Though time is against him, Lenhoff is praying for a second miracle. He already witnessed one. In 1991, an organization he co-led succeeded in relocating 60,000 Ethiopian Jews from famine-plagued Africa to Israel, an 18-year effort.

Last month, seizing the pulpit at an annual dinner of the Jewish Community Foundation, Lenhoff challenged Orange County’s Jewish community to fill what he described as a "glaring gap in social services." He asked the community to join him in creating the first regional campus for the Jewish retarded, one comparable to villages most often supported by Christian denominations.

"Non-Jewish groups are doing something about it," he says. "Why can’t Jewish kids end up in a Jewish environment?"

The couple, who issued their challenge in a letter read at the event, was honored for establishing the foundation’s first gift annuity, a $300,000 charitable donation in proceeds from their home sale. Income from the annuity will cover their daughter’s living costs until her parents’ death, and then it will be dispersed for developmentally disabled causes, such as a local facility.

Lenhoff’s timing may be propitious, because a similar plan, one that has foundered for years, appears now to be gaining outside support.

In 1995, Orange’s Rose Lacher, 81, founded the Jeremiah Society to provide 40 developmentally disabled adults, including her 53-year-old daughter, Amy, a supportive atmosphere for socializing and practicing Jewish rituals. They meet at the Jewish Community Center.

Lacher’s dream is Jeremiah House, an arrangement for independent living for up to 15 people with some communal facilities, such as a kosher kitchen and garden, which she estimates could cost $5 million. "They would have a community, have friendships, know they’re not alone," she says, calling Lenhoff’s suggestion for a regional facility "a splendid idea."

Her own plan has won the philosophical endorsement of top county officials, but not the financial windfall needed to fulfill it.

"I’m excited about where we can go with this," says Bill J. Bowman, executive director of the Regional Center, the contract nonprofit agency that annually dispenses $125 million for housing and services from the state Department of Developmental Services to the county’s 13,000 developmentally disabled.
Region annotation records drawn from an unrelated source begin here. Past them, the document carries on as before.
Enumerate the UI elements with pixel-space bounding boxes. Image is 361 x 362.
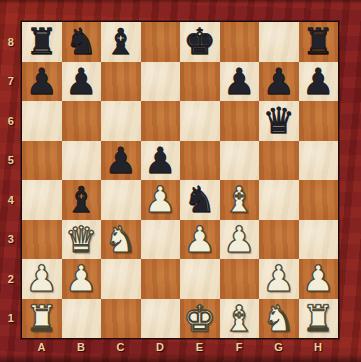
square-d8[interactable] bbox=[141, 22, 181, 62]
square-f7[interactable]: ♟ bbox=[220, 62, 260, 102]
black-pawn-icon: ♟ bbox=[26, 62, 58, 101]
black-queen-icon: ♛ bbox=[263, 101, 295, 140]
square-f3[interactable]: ♟ bbox=[220, 220, 260, 260]
square-f2[interactable] bbox=[220, 259, 260, 299]
black-pawn-icon: ♟ bbox=[263, 62, 295, 101]
white-knight-icon: ♞ bbox=[263, 299, 295, 338]
square-h5[interactable] bbox=[299, 141, 339, 181]
black-pawn-icon: ♟ bbox=[65, 62, 97, 101]
white-pawn-icon: ♟ bbox=[223, 220, 255, 259]
rank-label-2: 2 bbox=[0, 259, 22, 299]
black-rook-icon: ♜ bbox=[302, 22, 334, 61]
black-king-icon: ♚ bbox=[184, 22, 216, 61]
square-f6[interactable] bbox=[220, 101, 260, 141]
square-h7[interactable]: ♟ bbox=[299, 62, 339, 102]
white-pawn-icon: ♟ bbox=[26, 259, 58, 298]
white-pawn-icon: ♟ bbox=[144, 180, 176, 219]
rank-label-8: 8 bbox=[0, 22, 22, 62]
square-a5[interactable] bbox=[22, 141, 62, 181]
file-label-c: C bbox=[101, 338, 141, 355]
file-label-d: D bbox=[141, 338, 181, 355]
rank-label-6: 6 bbox=[0, 101, 22, 141]
square-d3[interactable] bbox=[141, 220, 181, 260]
square-g8[interactable] bbox=[259, 22, 299, 62]
square-h2[interactable]: ♟ bbox=[299, 259, 339, 299]
square-h1[interactable]: ♜ bbox=[299, 299, 339, 339]
white-bishop-icon: ♝ bbox=[223, 180, 255, 219]
white-bishop-icon: ♝ bbox=[223, 299, 255, 338]
black-pawn-icon: ♟ bbox=[144, 141, 176, 180]
square-b1[interactable] bbox=[62, 299, 102, 339]
square-e6[interactable] bbox=[180, 101, 220, 141]
square-h8[interactable]: ♜ bbox=[299, 22, 339, 62]
square-a2[interactable]: ♟ bbox=[22, 259, 62, 299]
black-knight-icon: ♞ bbox=[65, 22, 97, 61]
white-knight-icon: ♞ bbox=[105, 220, 137, 259]
rank-labels: 87654321 bbox=[0, 22, 22, 338]
black-rook-icon: ♜ bbox=[26, 22, 58, 61]
file-labels: ABCDEFGH bbox=[22, 338, 338, 355]
chess-board: ♜♞♝♚♜♟♟♟♟♟♛♟♟♝♟♞♝♛♞♟♟♟♟♟♟♜♚♝♞♜ bbox=[22, 22, 338, 338]
square-g7[interactable]: ♟ bbox=[259, 62, 299, 102]
square-b8[interactable]: ♞ bbox=[62, 22, 102, 62]
square-g6[interactable]: ♛ bbox=[259, 101, 299, 141]
square-c7[interactable] bbox=[101, 62, 141, 102]
white-king-icon: ♚ bbox=[184, 299, 216, 338]
black-bishop-icon: ♝ bbox=[65, 180, 97, 219]
white-pawn-icon: ♟ bbox=[263, 259, 295, 298]
square-g4[interactable] bbox=[259, 180, 299, 220]
square-f4[interactable]: ♝ bbox=[220, 180, 260, 220]
square-a6[interactable] bbox=[22, 101, 62, 141]
square-d2[interactable] bbox=[141, 259, 181, 299]
white-queen-icon: ♛ bbox=[65, 220, 97, 259]
square-c6[interactable] bbox=[101, 101, 141, 141]
square-d7[interactable] bbox=[141, 62, 181, 102]
white-pawn-icon: ♟ bbox=[184, 220, 216, 259]
square-g1[interactable]: ♞ bbox=[259, 299, 299, 339]
square-c1[interactable] bbox=[101, 299, 141, 339]
square-e4[interactable]: ♞ bbox=[180, 180, 220, 220]
square-d5[interactable]: ♟ bbox=[141, 141, 181, 181]
file-label-h: H bbox=[299, 338, 339, 355]
white-pawn-icon: ♟ bbox=[302, 259, 334, 298]
square-f8[interactable] bbox=[220, 22, 260, 62]
square-d4[interactable]: ♟ bbox=[141, 180, 181, 220]
file-label-e: E bbox=[180, 338, 220, 355]
square-c5[interactable]: ♟ bbox=[101, 141, 141, 181]
square-h6[interactable] bbox=[299, 101, 339, 141]
square-d1[interactable] bbox=[141, 299, 181, 339]
square-e5[interactable] bbox=[180, 141, 220, 181]
square-a3[interactable] bbox=[22, 220, 62, 260]
chess-board-frame: 87654321 ♜♞♝♚♜♟♟♟♟♟♛♟♟♝♟♞♝♛♞♟♟♟♟♟♟♜♚♝♞♜ … bbox=[0, 0, 361, 362]
square-b3[interactable]: ♛ bbox=[62, 220, 102, 260]
white-pawn-icon: ♟ bbox=[65, 259, 97, 298]
square-b2[interactable]: ♟ bbox=[62, 259, 102, 299]
square-b5[interactable] bbox=[62, 141, 102, 181]
square-e2[interactable] bbox=[180, 259, 220, 299]
square-b7[interactable]: ♟ bbox=[62, 62, 102, 102]
square-c4[interactable] bbox=[101, 180, 141, 220]
black-pawn-icon: ♟ bbox=[302, 62, 334, 101]
square-a8[interactable]: ♜ bbox=[22, 22, 62, 62]
rank-label-1: 1 bbox=[0, 299, 22, 339]
square-a4[interactable] bbox=[22, 180, 62, 220]
square-a7[interactable]: ♟ bbox=[22, 62, 62, 102]
file-label-b: B bbox=[62, 338, 102, 355]
square-c3[interactable]: ♞ bbox=[101, 220, 141, 260]
square-g3[interactable] bbox=[259, 220, 299, 260]
square-e3[interactable]: ♟ bbox=[180, 220, 220, 260]
square-e7[interactable] bbox=[180, 62, 220, 102]
square-h4[interactable] bbox=[299, 180, 339, 220]
square-h3[interactable] bbox=[299, 220, 339, 260]
square-g2[interactable]: ♟ bbox=[259, 259, 299, 299]
square-f1[interactable]: ♝ bbox=[220, 299, 260, 339]
rank-label-3: 3 bbox=[0, 220, 22, 260]
black-bishop-icon: ♝ bbox=[105, 22, 137, 61]
rank-label-7: 7 bbox=[0, 62, 22, 102]
square-c2[interactable] bbox=[101, 259, 141, 299]
square-g5[interactable] bbox=[259, 141, 299, 181]
square-b4[interactable]: ♝ bbox=[62, 180, 102, 220]
black-pawn-icon: ♟ bbox=[223, 62, 255, 101]
square-d6[interactable] bbox=[141, 101, 181, 141]
black-pawn-icon: ♟ bbox=[105, 141, 137, 180]
file-label-g: G bbox=[259, 338, 299, 355]
rank-label-4: 4 bbox=[0, 180, 22, 220]
square-a1[interactable]: ♜ bbox=[22, 299, 62, 339]
black-knight-icon: ♞ bbox=[184, 180, 216, 219]
white-rook-icon: ♜ bbox=[26, 299, 58, 338]
file-label-f: F bbox=[220, 338, 260, 355]
square-f5[interactable] bbox=[220, 141, 260, 181]
square-e8[interactable]: ♚ bbox=[180, 22, 220, 62]
file-label-a: A bbox=[22, 338, 62, 355]
rank-label-5: 5 bbox=[0, 141, 22, 181]
white-rook-icon: ♜ bbox=[302, 299, 334, 338]
square-c8[interactable]: ♝ bbox=[101, 22, 141, 62]
square-e1[interactable]: ♚ bbox=[180, 299, 220, 339]
square-b6[interactable] bbox=[62, 101, 102, 141]
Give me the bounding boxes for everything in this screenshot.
He met with Lacher last month.

"It’s not a problem we want to ignore," concedes Bunnie Muldin, chief executive of the Jewish Federation, which this year and last allocated $4,000 to the Jeremiah Society, in part to increase its visibility. "We can’t possibly give them all the money they need at once," she says.

The need for permanent living facilities has intensified in recent years, as several parents of society members have died. "We talk about it all the time," says Natalie Mandel of Newport Beach, who has two developmentally disabled adult grandchildren.

"We’re afraid to die," adds Lacher, pointing out that private group homes cannot guarantee continuity of care like a nonprofit entity. Even the best-run ones, she says, would not reinforce Jewish practices at an appropriate cognitive level. "They don’t know they’re Jewish anymore," she says.

Given the state’s fiscal crisis, such a proposal may seem quixotic. Yet, at least one contrarian thinks Lacher’s timing is perfect.

"Is this a good way to float a project that will save the state money?" asks Joyce Hearn, chief executive of Orange County’s ARC, formerly known as the Association of Retarded Citizens. "I think it will be well received," she predicts, adding her group could help with administration.

"Maybe it’s time for a committee to formulate a plan," she says, cautioning that potential donors are likely to be persuaded by a concept drafted with specialists in real estate, construction, architecture and finance.

"Or is it just a kosher kitchen?" she asks.